In the next round of learning, we continue to fit our model using some very generalizable training tricks. We actually apply different learning rates for different sections of the Resnext architecture. The learning rate is also varied across iterations as shown below, and the learning rates reset to the initial magnitudes at the start of a new epoch. Additionally, the model weights are saved at the end of each epoch, and these weights used to make an averaged prediction at the end.

The code for the above is packed between these two lines:

lr=np.array([1e-5,1e-4,1e-3])  # set a differential learning rate
learn.fit(lr, 2, cycle_len=1) # fit the model with cyclic method

The principal motivation for varying the learning rates, and taking averages of the prediction of the model from each epoch is based on the paper on snapshot ensembles. The core idea behind doing such is that varying learning rates, as well as taking an ensemble of predictions helps us find a minimum that is more stable and resistant to data perturbations. Thus such models should generalize better to unseen data, and help us actually use the model for useful future work.

The motivation for using different learning rates is something that was brought originally for Ver. 2 of FastAI’s Part I class. The intuition driving this thought process has its roots in Matt Zyler’s paper on deconvolution layers. It is shown that the shallow convolution layers (i.e those closest to the input images) are useful for learning basic geometric edges, thus we chose to barely, if at all, update the weights on these layers during training. In the same tangent of thought, the middle layers are shown to be detectors of higher order shapes (e.g. arcs, circles, patterns etc.), thus we choose to update the weights on these layers with a slightly larger learning rate. The deepest layers, i.e. the fully connected layers that we custom injected, need the most amount of updating and thus have the largest learning rate ascribed to them.

After running the training for a couple of epochs with the differential learning rates, followed by a varied learning rate we arrive at the following situation:

#(epoch, train_loss, val_loss, val_acc)
[ 0. 0.0551 0.02114 0.99355]
[ 1. 0.03563 0.01902 0.99405]

We see very slight improvements in both the validation loss and accuracy. It might not seem like a lot, but in fiercely competitive scenarios such as a kaggle competition, every bit of gain helps. Let us look at how the cats and dogs images are now classified using the confusion matrix.

Voila! Off of 2,000 images of cats and dogs, we’ve managed to fail on only 8 of them. And, we achieved to do that by running no more than 5 to 7 total iterations. I believe this is an incredible feat, given that we were able to accomplish this with pretty much off-the-shelves components and with very little, if any, customizations.

Looking ahead at the wrongly classified images, we see that the network is pretty much behaving like a human. As can be seen, three of these images are just posters, and one of these images have both a cat and dog in it. The image on the fourth column is a dog inside a cage, and for any model, we’d expect it to be a tough nut to crack. Thus with some meaningful intuition, we find ourselves almost forgiving of these misclassifications.

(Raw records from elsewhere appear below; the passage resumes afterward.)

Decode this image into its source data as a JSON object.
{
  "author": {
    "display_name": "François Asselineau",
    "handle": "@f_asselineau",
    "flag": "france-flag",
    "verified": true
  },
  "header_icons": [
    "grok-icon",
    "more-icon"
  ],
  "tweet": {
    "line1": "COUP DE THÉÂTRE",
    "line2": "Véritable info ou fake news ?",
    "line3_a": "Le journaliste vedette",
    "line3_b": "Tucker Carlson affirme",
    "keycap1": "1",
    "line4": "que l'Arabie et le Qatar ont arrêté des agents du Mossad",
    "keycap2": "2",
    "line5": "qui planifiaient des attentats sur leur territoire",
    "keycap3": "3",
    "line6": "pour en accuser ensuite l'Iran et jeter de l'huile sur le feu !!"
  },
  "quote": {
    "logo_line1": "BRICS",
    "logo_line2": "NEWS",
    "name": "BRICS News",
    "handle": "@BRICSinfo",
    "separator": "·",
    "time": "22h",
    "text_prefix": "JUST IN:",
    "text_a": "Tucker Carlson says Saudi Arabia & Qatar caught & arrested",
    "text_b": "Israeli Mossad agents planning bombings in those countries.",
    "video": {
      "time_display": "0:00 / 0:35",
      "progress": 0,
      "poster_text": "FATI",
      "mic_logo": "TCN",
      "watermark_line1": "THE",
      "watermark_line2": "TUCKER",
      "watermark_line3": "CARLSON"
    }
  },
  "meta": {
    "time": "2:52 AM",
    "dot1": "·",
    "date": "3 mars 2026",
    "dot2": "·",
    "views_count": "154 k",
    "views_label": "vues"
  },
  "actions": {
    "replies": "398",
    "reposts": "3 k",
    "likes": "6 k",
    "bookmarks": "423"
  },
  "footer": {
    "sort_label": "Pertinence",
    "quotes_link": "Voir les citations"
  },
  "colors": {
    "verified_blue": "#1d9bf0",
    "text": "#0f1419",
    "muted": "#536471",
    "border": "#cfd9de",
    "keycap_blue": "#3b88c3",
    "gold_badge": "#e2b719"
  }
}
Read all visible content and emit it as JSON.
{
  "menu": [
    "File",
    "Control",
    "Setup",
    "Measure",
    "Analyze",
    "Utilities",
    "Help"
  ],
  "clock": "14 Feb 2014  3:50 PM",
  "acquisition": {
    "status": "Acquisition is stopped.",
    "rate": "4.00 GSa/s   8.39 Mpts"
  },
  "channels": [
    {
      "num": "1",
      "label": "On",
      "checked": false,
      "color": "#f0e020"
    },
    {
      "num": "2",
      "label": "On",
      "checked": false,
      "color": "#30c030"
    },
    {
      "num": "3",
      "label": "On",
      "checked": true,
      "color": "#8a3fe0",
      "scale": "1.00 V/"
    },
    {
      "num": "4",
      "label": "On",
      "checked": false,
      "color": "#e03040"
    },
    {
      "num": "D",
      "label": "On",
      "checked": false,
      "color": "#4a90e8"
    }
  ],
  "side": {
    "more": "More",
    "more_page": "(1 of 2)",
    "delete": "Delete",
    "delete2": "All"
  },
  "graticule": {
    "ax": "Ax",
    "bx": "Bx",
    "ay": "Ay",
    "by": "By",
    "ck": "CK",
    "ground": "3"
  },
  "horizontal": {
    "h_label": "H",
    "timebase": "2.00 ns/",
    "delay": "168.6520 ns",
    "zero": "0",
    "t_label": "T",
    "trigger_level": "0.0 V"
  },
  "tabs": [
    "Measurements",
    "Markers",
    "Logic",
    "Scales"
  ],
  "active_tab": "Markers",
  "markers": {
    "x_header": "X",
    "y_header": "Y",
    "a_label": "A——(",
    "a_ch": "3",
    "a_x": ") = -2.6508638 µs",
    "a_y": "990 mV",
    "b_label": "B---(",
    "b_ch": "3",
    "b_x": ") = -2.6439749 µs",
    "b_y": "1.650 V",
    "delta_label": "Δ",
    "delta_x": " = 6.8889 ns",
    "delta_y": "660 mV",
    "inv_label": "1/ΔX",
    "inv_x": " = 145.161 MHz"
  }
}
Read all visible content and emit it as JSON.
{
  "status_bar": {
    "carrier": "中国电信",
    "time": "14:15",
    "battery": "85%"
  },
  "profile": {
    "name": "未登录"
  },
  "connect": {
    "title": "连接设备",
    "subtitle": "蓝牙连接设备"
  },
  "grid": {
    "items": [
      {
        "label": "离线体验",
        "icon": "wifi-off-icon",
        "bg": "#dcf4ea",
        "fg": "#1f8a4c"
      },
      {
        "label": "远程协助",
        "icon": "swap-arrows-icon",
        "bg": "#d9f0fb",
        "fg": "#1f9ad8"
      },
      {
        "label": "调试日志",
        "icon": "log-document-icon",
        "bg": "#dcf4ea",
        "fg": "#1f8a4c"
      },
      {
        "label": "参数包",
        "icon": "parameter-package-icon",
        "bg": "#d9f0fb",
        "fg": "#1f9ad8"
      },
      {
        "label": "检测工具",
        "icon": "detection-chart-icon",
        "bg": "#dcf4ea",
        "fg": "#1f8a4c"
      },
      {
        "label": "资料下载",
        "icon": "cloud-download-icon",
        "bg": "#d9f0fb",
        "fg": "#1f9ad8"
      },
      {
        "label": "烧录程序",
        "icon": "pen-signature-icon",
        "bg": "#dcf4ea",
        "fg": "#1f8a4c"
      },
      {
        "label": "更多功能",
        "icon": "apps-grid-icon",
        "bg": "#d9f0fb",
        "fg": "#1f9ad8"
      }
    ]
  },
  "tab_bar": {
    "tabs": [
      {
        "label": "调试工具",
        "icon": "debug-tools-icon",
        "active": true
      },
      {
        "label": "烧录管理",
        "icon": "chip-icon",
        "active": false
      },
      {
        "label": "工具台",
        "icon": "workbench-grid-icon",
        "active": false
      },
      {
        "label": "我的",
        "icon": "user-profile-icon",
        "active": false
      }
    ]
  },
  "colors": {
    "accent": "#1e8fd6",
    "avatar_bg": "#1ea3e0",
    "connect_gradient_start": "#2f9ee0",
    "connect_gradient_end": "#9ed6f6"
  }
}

Left 3: Images with truth label of cats, but classified as dogs. Right 2: Images with truth label of dogs, but classified as cats

The row of images below show images of dogs classified as cats by the network. Except for the first one, all the other images are indeed very poor representations of dogs. One is the underneath of a dog’s belly, the other a close snapshot of a dog’s teeth.

Images (all) with truth labels of dogs, but were classified as cats.

I hope this was a gentle introduction to the kinds of datasets that deep-learning particularly excels at, i.e. images, texts, and signals that exist in massive quantity in the increasingly digital world. The page showing these processes are described with a lot more depth, discussion, and detail in this notebook, although by default, it uses the Resnet-34 architecture. A more sparse version of this notebook using Resnext-50 should be found here, and it is possible that at the time of viewing, you might see slightly different results. Deep-learning, at its heart, is stochastic, so the results will slightly vary between consecutive executions.